The Laptop of the Future
Nobody should buy Google’s Chromebook Pixel today. But in five years, we all might have one.
The Pixel will get cheaper. Probably a lot cheaper than its competitors.
Yes, $1,300 is a lot, but the Pixel won’t stay that expensive for long. If you study Google’s basic business model, you have to conclude that the Pixel’s price will fall substantially over the next few years—probably to a point far below that of comparable Apple and Windows machines.
Why’s that? Because Google doesn’t need to make a profit on device sales, while its competitors do. Indeed, Apple’s entire business model is based on device profits, so it’s never going to sell the MacBook Air at cost. Plus, to keep selling newer models, Apple has to keep upgrading the Air’s hardware—every year the processor will get faster, the solid-state drive more capacious, the screen better, and on and on. This means that the Air’s price is likely to remain constant for several years.
High-end Windows laptop manufacturers face the same pressure. And even if they lower their prices, Windows PC vendors will run up against a floor price: the licensing cost for Windows.
Chromebooks don’t face that pressure. For one thing, all the stuff that makes the Pixel run—the Chrome OS, Google Drive online storage, Google Docs, Gmail—is, for Google, essentially recycled technology. Google was doing all that stuff anyway, probably at a profit. If you think about it that way, the Pixel’s only real cost is the hardware. Not only will that hardware get cheaper, but the Pixel—because it only runs the Web—doesn’t need as advanced hardware as its PC rivals. In three years’ time, today’s Pixel will still run the Web really well, but Google might be able to sell it for two-thirds or maybe half the price. And it can only go down from there. By 2018, a Pixel-like machine will be the price of an iPad, I imagine. At that price it’d be unbeatable.

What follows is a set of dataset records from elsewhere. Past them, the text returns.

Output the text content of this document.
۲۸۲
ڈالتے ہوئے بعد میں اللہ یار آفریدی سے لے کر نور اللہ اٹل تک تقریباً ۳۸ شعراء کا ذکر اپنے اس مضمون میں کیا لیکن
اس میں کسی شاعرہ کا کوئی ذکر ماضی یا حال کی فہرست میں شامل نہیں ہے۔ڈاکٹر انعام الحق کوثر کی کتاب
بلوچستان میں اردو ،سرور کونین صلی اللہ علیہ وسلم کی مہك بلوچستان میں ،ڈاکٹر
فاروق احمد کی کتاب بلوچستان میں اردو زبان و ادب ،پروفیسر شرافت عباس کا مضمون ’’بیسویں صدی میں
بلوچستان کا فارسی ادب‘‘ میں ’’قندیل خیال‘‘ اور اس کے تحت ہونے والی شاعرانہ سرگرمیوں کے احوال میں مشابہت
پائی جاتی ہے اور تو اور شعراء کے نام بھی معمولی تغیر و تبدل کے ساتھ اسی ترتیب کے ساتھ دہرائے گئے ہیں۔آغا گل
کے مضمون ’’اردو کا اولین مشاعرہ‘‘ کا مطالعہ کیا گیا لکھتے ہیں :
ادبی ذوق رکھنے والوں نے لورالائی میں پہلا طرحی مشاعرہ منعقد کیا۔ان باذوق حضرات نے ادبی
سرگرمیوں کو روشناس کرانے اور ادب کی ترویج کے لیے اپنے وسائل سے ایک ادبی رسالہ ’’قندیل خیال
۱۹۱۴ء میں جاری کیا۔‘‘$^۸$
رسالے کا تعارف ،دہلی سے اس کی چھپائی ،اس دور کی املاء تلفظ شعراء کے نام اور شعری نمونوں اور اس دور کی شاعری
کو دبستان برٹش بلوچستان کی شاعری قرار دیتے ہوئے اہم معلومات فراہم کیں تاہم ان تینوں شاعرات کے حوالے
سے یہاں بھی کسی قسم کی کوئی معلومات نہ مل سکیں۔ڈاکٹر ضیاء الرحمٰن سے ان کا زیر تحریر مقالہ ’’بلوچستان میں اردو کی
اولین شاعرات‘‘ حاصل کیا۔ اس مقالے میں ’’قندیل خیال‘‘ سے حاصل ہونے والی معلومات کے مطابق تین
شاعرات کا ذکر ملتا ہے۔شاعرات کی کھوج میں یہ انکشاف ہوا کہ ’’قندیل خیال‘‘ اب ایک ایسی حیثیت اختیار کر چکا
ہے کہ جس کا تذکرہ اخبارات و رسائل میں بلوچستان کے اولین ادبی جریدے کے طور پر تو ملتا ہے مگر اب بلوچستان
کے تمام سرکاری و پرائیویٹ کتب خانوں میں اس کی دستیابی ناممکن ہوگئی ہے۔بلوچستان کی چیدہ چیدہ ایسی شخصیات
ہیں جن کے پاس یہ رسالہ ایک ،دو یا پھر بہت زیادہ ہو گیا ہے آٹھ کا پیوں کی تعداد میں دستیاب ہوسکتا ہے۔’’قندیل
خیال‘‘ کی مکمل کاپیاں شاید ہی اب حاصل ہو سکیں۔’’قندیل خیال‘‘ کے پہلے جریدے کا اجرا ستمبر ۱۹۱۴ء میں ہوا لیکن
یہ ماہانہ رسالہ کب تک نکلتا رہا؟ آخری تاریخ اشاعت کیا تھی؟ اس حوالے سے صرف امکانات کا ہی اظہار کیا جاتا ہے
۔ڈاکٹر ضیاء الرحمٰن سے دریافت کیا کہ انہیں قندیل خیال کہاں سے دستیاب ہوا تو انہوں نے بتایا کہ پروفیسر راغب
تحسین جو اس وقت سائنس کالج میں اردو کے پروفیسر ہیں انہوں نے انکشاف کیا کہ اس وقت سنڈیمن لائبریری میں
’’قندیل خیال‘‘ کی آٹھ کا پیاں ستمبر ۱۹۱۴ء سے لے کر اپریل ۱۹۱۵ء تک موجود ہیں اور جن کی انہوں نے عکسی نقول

Google’s opportunity is huge.
But wait a second. Why would Google go to the trouble of making a high-end machine only to sell it at cost? Oh, silly friend—because there is no surer way to permanently connect a person to the Google universe than to set him up with a Chromebook. To get the most out of the Pixel, you’ll run your entire life through Google—you’ll use Chrome as your primary browser, you get media from Google’s Play store, you run your office stuff through Google Docs, and you’ll do all of your searches through Google.com. “The lifetime value of a Chrome user is phenomenal,” Nikesh Arora, Google’s chief business officer, said on an investor call a couple years ago. Now imagine an entire PC made out of Chrome. That’s better than phenomenal.
But it’s not just that Google could make a lot of money from Chromebooks. The other benefit, for Google, is that if Chromebooks take off, it’ll be a direct hit against Apple and Microsoft. A $500 high-quality Chromebook would compete with Macs and iOS devices as well as Windows tablets, laptops, and hybrids. It won’t be for everyone, but by standing as a cheap, compelling alternative for some customers, the Pixel—or something like it—will necessarily force competitors to lower their prices and, thus, profits.
Yes, a lot of my ideas here are speculation. I might be way off on how quickly the Pixel’s price will fall and how soon consumers will take to cloud-only machines. Despite the uncertainty, though, the Pixel looks like a pretty good gamble for Google. It may not pan out—but if it does, watch out.